The paper also noted Flores would not say if President Biden was legitimately elected president and has shared QAnon hashtags; she has responded that she does not support the latter conspiracy theory and only used the hashtag to “reach more people.” It also dinged her for once retweeting a post that called the Jan. 6 riot a “setup” by the far-left group Antifa.

“Representative Mayra Flores is one of three Republican Latinas vying to transform South Texas politics by shunning moderates and often embracing the extreme,” Medina wrote. She went on to list their shared “right-wing views on immigration, the 2020 election and abortion,” as some of her examples.

Flores is the first Republican Latina ever elected to Congress from Texas, and she is also the first female Mexican-born member of the House of Representatives. After winning a special election for the 34th Congressional District, she will face an uphill battle in November against current 15th Congressional District Rep. Vicente Gonzalez, D-Texas, after a newly redrawn map favoring him.

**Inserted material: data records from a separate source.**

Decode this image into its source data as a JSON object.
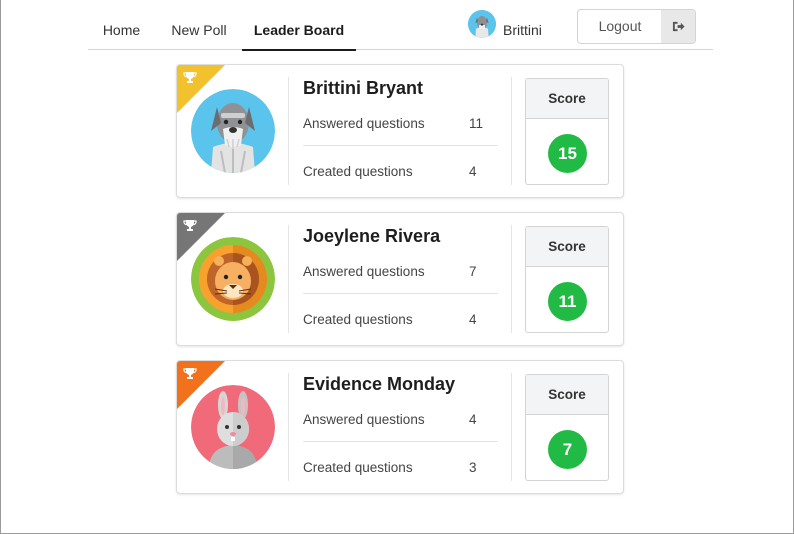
{
  "nav": {
    "items": [
      {
        "label": "Home"
      },
      {
        "label": "New Poll"
      },
      {
        "label": "Leader Board",
        "active": true
      }
    ],
    "user_name": "Brittini",
    "logout_label": "Logout"
  },
  "leaderboard": [
    {
      "name": "Brittini Bryant",
      "answered_label": "Answered questions",
      "answered": "11",
      "created_label": "Created questions",
      "created": "4",
      "score_label": "Score",
      "score": "15",
      "ribbon_color": "#f2c12e",
      "avatar": "schnauzer-dog-avatar"
    },
    {
      "name": "Joeylene Rivera",
      "answered_label": "Answered questions",
      "answered": "7",
      "created_label": "Created questions",
      "created": "4",
      "score_label": "Score",
      "score": "11",
      "ribbon_color": "#767676",
      "avatar": "lion-avatar"
    },
    {
      "name": "Evidence Monday",
      "answered_label": "Answered questions",
      "answered": "4",
      "created_label": "Created questions",
      "created": "3",
      "score_label": "Score",
      "score": "7",
      "ribbon_color": "#f2711c",
      "avatar": "rabbit-avatar"
    }
  ],
  "colors": {
    "score_badge": "#21ba45",
    "active_tab_underline": "#1b1c1d"
  }
}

The paper did not immediately respond to a request for comment by Fox News Digital.

Conservatives pushed back on the notion that these candidates’ traditional conservative beliefs were radical.

Florida Gov. Ron DeSantis’ Press Secretary Christina Pushaw tweeted, “Everyone who disagrees with the legacy media Stalinists is ‘far-right’ and ‘extreme.'”

She also mocked the paper’s characterization of what views the “far-right” embraced.

Substack journalist and frequent media critic Glenn Greenwald also claimed the media had drifted from framing the GOP as a White nationalist party under Trump to worrying he gave rise to the “far-right Latina.”

National Republican Congressional Committee Communications Director Michael McAdams slammed the paper for “trying to paint [Flores] as an extremist.”

“Liberals hate that she represents a threat to their failed status quo,” he wrote in a tweet.

Communications strategist and political writer Giancarlo Sopo also hit the paper for their characterization of Flores and fellow Republican candidate Cassy Garcia as “far-right Latinas.”

He compared the Times’ coverage of left-wing Democratic socialist Rep. Alexandria Ocasio-Cortez, D-N.Y., to the two Republican candidates.